The theme of this week’s positive psychology exercises is self-compassion. Davidson students are great at expressing empathy and compassion for others who are going through a stressful time – you step up and support one another in ways big and small. It is equally important to have compassion for yourself.
Dr. Kristen Neff defines self-compassion on the basis of three core elements:
- Being kind to yourself, rather than judgmental or perfectionist when you experience challenges.
- Recognizing your common humanity with others, rather than focusing on feelings of isolation when you experience difficulty.
- Experiencing your feelings mindfully, rather than suppressing or exaggerating them.
I was introduced to today’s positive psychology exercise by four Davidson students in my Research Methods in Clinical Psychology Class in Fall 2015: Alex Casimir ‘16, Akanksha Das ‘16, Nadia Glover ‘17, and Brodie Martin ‘16. They conducted a study comparing this exercise to a control exercise that used a similar framework (writing a letter to yourself) that did not address self-compassion, and evaluated whether the intervention increased empathy for others in addition to promoting self-compassion. They found a small and non-significant increase in self-compassion; Akanksha Das ’16 presented findings of their study at the 2016 annual meeting of the Association for Behavioral & Cognitive Therapies.
I hope you also find that today’s exercise helps you treat yourself with the same kindness and compassion you extend to others.
Today’s Positive Psychology Exercise: Write a Compassionate Letter to Yourself
- What imperfections make you feel inadequate?
Take 5 minutes to write about an issue you have that tends to make you feel inadequate or bad about yourself (physical appearance, work or relationship issues…). What emotions come up for you when you think about this aspect of yourself? Try to just feel your emotions exactly as they are – no more, no less – and then write about them.
- Write a letter to yourself from the perspective of an unconditionally loving imaginary friend.
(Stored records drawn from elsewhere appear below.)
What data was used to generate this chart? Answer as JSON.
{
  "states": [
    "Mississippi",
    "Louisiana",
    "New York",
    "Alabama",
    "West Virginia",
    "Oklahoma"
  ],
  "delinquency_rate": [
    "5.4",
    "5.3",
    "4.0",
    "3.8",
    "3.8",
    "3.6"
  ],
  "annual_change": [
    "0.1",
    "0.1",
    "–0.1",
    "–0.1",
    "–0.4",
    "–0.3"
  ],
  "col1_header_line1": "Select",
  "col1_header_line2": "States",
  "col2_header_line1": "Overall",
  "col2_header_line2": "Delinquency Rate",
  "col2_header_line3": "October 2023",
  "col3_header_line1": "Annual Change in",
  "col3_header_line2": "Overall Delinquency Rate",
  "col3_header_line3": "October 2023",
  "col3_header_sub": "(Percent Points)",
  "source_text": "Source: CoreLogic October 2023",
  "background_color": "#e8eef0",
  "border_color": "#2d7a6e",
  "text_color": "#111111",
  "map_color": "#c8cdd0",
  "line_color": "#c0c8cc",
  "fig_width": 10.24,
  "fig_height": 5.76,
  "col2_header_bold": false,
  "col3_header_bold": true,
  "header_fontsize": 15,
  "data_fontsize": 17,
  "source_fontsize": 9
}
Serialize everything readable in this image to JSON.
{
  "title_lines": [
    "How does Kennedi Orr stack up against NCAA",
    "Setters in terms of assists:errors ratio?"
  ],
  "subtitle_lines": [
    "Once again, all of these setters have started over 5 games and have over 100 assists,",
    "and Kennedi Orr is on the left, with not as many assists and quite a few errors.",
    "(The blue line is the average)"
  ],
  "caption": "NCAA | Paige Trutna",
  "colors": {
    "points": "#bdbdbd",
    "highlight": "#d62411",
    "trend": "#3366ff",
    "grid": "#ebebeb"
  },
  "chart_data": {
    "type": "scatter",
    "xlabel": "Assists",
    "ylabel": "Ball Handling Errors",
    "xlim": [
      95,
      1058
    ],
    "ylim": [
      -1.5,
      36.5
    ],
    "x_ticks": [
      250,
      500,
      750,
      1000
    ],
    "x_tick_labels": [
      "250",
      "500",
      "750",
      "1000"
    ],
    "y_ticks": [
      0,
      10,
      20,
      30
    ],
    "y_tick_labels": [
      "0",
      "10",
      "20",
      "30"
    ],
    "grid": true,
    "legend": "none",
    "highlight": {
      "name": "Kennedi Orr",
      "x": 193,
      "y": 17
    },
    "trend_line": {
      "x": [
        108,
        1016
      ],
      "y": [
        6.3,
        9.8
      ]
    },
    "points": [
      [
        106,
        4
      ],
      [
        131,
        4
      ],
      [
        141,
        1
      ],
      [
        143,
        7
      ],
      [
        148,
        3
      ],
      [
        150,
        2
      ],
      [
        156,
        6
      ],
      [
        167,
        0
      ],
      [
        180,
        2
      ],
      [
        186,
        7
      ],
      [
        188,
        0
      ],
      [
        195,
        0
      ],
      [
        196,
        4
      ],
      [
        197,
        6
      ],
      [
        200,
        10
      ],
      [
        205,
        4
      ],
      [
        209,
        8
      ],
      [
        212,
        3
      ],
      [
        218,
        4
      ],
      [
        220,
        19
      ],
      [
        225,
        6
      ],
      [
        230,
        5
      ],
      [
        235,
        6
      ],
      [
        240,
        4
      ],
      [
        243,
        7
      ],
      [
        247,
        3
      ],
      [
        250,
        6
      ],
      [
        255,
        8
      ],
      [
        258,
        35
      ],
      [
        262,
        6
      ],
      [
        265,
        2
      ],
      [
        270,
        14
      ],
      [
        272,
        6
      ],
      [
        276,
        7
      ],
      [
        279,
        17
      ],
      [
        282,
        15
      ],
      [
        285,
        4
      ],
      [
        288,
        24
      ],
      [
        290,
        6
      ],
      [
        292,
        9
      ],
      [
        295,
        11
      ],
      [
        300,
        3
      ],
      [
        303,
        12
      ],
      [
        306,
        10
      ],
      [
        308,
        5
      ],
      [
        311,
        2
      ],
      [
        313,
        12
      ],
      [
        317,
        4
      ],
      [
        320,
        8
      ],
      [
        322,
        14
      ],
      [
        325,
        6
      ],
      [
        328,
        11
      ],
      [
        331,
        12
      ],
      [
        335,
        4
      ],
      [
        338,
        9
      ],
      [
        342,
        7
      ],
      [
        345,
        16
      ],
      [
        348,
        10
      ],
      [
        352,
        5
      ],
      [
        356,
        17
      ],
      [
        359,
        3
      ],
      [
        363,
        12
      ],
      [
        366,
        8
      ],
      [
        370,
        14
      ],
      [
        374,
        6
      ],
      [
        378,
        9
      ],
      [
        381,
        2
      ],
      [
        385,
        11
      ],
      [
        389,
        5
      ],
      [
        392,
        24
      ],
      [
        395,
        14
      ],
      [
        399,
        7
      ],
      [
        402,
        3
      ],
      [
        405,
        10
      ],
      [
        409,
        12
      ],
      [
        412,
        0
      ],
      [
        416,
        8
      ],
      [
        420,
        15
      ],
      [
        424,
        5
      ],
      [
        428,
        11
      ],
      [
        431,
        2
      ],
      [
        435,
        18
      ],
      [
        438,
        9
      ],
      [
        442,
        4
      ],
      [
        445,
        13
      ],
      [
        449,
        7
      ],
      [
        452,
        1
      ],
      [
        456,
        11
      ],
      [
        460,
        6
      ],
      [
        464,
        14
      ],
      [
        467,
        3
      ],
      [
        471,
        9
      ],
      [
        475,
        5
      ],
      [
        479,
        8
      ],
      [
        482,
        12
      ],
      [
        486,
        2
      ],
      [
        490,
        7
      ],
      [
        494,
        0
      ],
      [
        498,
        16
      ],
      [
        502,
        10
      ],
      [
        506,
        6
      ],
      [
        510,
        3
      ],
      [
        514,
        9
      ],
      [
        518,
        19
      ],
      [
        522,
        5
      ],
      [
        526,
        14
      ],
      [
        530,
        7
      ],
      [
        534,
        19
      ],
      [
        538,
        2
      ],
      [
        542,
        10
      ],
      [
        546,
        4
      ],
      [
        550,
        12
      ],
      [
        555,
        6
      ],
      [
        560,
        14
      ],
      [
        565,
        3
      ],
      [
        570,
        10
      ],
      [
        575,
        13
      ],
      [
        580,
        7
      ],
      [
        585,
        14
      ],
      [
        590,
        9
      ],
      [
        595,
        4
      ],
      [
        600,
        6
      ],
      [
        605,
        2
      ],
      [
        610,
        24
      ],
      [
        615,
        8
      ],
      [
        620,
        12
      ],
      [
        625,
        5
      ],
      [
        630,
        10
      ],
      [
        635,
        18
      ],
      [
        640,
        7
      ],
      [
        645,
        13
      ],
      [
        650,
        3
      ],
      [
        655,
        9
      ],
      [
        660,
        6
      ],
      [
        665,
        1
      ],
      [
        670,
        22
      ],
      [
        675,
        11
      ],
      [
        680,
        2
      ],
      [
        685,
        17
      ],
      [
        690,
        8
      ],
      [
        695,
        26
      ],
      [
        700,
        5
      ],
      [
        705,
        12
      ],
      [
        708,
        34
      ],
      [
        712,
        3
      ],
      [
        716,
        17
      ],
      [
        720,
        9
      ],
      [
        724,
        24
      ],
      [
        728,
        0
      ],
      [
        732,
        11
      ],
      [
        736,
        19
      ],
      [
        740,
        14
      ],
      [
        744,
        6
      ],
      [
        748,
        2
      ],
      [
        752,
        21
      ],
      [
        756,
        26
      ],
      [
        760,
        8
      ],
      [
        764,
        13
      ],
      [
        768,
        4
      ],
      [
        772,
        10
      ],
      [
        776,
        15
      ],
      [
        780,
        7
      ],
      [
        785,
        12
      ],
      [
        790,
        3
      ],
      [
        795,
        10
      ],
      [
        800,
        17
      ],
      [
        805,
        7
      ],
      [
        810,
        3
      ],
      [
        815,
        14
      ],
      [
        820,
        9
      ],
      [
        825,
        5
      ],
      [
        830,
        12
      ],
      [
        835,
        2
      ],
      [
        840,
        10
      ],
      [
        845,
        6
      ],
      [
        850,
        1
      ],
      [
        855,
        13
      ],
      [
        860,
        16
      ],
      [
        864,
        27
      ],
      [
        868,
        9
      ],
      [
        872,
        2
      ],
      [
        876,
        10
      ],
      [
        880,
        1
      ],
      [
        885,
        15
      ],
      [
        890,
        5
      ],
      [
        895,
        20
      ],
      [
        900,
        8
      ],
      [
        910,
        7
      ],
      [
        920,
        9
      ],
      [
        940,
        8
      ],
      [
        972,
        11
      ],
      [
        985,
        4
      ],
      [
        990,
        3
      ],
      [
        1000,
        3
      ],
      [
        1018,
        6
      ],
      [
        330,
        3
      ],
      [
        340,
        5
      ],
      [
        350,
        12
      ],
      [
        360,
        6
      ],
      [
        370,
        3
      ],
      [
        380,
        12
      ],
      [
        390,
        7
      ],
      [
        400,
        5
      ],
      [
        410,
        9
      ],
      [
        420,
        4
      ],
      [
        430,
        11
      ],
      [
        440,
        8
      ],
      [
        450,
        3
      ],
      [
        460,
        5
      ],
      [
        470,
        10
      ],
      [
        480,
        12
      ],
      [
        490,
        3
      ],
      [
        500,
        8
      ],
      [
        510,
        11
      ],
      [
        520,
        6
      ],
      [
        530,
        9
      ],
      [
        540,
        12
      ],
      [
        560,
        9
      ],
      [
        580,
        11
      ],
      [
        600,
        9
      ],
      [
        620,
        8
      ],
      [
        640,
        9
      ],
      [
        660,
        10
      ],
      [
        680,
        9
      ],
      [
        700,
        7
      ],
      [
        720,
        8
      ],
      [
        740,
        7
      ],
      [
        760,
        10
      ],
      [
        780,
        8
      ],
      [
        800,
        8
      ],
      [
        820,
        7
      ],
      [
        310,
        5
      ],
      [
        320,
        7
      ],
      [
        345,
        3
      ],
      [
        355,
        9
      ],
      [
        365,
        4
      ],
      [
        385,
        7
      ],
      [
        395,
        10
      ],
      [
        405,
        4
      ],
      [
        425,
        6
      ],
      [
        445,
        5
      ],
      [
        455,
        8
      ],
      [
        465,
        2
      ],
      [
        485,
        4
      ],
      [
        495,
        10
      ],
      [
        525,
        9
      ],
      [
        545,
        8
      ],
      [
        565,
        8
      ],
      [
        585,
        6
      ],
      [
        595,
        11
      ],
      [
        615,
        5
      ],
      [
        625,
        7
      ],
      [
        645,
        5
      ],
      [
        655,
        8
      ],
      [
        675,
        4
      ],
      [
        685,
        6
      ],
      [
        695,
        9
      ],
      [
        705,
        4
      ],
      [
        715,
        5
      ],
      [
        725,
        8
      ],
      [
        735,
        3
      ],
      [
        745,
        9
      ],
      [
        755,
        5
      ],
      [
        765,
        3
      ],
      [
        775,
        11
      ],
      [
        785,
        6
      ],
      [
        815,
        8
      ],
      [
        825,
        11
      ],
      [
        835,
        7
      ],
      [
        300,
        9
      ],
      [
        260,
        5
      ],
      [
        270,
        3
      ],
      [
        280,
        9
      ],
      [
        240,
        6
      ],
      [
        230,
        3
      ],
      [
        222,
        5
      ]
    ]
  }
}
For the next 10 minutes, write a letter to yourself from the perspective of this imaginary friend – focusing on the perceived inadequacy you tend to judge yourself for. What would this friend say to you about your “flaw” from the perspective of unlimited compassion? How would this friend convey the deep compassion he/she feels for you, especially for the pain you feel when you judge yourself so harshly? What would this friend write in order to remind you that you are only human, that all people have both strengths and weaknesses? And if you think this friend would suggest possible changes you should make, how would these suggestions embody feelings of unconditional understanding and compassion? As you write to yourself from the perspective of this imaginary friend, try to infuse your letter with a strong sense of his/her acceptance, kindness, caring, and desire for your health and happiness.
- Read your letter again, really letting the words sink in. Feel the compassion as it pours into you, soothing and comforting you like a cool breeze on a hot day. Love, connection and acceptance are your birthright. To claim them you need only look within yourself.
Smeets, E., Neff, K., Alberts, H. & Peters, M. (2014). Meeting suffering with kindness: Effects of a brief self-compassion intervention for female college students. Journal of Clinical Psychology, 70(9), 794-807. https://doi.org/10.1002/jclp.22076
Objective: The present study investigated the effectiveness of a newly developed 3‐week self‐compassion group intervention for enhancing resilience and well‐being among female college students.
Method: Fifty‐two students were randomly assigned to either an intervention designed to teach skills of self‐compassion (n = 27) or an active control group intervention in which general time management skills were taught (n = 25). Both interventions comprised 3 group meetings held over 3 weeks. To measure resilience and well‐being gains, participants filled out a number of questionnaires before and after the intervention.
Results: Results showed that the self‐compassion intervention led to significantly greater increases in self‐compassion, mindfulness, optimism, and self‐efficacy, as well as significantly greater decreases in rumination in comparison to the active control intervention. Whereas both interventions increased life satisfaction and connectedness, no differences were found for worry and mood.
Conclusion: These findings suggest that a brief self‐compassion intervention has potential for improving student resilience and well‐being.